Luteolin loaded PEGylated cerosomes: a novel treatment for MRSA skin infections.

Abstract

Background: Methicillin-resistant Staphylococcus aureus (MRSA) is a major cause of skin and soft tissue infections which, due to the spread of antimicrobial resistance, have become increasingly serious. Bacterial skin infection affects the barrier function of skin causing depletion of the ceramide content in the stratum corneum (SC) of the epidermis. In the study reported herein, luteolin (LUT) a naturally-occurring flavonoid was incorporated in PEGylated cerosomes (PCs) to boost its antibacterial action as a topical application. The opimal formulation of the surface-modified lipidic vesicles was chosen with the aid of a 2³ full factorial design. The effectiveness of the optimal LUT formulation which was developed was evaluated using several MRSA strains both in vitro and in vivo studies.

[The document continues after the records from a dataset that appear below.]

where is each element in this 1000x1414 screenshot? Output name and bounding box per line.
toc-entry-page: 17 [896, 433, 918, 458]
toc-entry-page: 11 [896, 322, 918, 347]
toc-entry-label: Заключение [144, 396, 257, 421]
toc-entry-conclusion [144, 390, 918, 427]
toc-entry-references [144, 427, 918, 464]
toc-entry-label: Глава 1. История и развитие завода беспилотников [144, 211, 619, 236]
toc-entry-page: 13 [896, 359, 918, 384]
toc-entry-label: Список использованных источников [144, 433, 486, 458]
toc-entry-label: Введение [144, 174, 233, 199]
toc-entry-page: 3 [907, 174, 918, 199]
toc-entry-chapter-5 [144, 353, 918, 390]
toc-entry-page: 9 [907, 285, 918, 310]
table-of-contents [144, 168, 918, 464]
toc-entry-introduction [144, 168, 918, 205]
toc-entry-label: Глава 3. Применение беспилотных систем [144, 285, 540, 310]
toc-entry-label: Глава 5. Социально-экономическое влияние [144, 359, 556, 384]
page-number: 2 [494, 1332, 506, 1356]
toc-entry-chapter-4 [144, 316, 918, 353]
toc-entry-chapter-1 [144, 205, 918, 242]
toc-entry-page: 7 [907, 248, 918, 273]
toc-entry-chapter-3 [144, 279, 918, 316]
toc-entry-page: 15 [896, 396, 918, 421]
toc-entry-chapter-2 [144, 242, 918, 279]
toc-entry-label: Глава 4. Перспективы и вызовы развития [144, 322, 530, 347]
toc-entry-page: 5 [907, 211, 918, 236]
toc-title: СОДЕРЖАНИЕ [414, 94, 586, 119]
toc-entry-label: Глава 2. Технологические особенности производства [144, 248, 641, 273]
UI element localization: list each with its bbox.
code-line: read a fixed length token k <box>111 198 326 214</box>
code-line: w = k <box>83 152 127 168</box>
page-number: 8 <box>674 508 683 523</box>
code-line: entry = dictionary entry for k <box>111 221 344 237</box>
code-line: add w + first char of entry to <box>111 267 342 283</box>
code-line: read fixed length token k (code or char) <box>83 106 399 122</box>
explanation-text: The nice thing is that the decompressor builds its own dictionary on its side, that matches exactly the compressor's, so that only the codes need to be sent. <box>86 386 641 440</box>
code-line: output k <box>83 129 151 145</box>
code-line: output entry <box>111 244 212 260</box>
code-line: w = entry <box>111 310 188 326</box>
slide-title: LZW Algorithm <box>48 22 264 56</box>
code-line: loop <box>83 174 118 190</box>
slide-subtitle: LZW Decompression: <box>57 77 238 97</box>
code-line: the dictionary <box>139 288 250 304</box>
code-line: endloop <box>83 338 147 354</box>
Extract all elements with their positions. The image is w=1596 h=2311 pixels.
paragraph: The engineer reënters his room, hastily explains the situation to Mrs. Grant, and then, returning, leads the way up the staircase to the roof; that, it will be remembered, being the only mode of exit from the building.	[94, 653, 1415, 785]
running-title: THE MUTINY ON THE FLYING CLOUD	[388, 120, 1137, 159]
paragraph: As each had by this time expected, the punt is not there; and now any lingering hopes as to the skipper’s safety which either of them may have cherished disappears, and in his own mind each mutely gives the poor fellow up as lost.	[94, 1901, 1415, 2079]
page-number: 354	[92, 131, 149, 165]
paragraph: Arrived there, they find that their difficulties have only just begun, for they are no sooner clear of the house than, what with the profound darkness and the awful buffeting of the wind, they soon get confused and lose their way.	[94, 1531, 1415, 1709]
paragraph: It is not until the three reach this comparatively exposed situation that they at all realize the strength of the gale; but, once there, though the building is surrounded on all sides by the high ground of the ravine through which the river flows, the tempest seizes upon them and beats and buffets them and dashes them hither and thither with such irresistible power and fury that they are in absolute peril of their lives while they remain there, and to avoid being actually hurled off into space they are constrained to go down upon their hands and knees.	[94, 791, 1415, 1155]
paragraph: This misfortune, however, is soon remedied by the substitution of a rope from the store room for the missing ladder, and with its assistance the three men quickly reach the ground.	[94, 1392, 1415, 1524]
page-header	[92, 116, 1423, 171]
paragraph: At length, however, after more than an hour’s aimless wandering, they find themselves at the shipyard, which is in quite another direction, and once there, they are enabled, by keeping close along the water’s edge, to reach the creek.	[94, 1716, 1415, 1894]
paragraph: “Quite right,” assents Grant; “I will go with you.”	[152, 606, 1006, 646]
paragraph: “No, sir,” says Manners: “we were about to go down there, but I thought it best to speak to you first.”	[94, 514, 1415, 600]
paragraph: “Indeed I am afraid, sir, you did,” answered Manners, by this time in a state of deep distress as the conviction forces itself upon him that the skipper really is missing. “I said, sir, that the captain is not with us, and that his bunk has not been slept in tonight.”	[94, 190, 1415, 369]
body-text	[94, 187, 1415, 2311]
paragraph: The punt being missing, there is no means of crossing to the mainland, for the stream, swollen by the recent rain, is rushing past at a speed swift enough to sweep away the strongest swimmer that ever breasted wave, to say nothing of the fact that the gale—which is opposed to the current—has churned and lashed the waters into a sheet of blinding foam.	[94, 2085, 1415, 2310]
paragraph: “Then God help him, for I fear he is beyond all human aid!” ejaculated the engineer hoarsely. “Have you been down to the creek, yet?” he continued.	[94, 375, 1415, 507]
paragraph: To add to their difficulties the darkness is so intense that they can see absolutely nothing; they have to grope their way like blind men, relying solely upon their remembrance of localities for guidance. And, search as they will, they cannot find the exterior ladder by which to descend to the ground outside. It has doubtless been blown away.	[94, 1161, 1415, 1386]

Results: A 2³ full factorial design was employed for the preparation of the optimum PC formulation, designated herein as F5. A comparative in vitro release study revealed the superiority of F5 over a LUT suspension in solubilizing and releasing after 24 h, a higher percentage 78.1 ± 1.8% of luteolin compared with only 18.3 ± 2.1% for the luteolin suspension. When tested against MRSA strains, F5 showed antimicrobial activity that was higher than that of the luteolin suspension, having a MIC value of 187.5 µg/mL versus 1500 µg/mL. In addition to having enhanced anti-virulence activity than the luteolin suspension in terms of antibiofilm formation (with % inhibition ranging from 45 to 99% with the tested strains at 0.5 × and 0.25 × MICs, where the luteolin suspension only had a range from 1 to 45%), enhanced anti-pigment production, and anti-α-hemolysin activity were also observed. Moreover, F5 affected the cell wall integrity as confirmed by transmission electron microscopy (TEM). Scanning electron microscopy (SEM) verified the effect of F5 on bacterial biofilm formation, showing reduction of cellular adhesion and disruption of biofilm, factors which greatly contribute to bacterial pathogenesis and antibiotic resistance. When compared to the negative control and the luteolin suspension groups, the F5 formulation also resulted in reducing the bacterial load in the murine skin infection model.

Conclusions: F5 PEGylated cerosomes are potential new potent defense agents against MRSA infections, demonstrating promising therapeutic capabilities.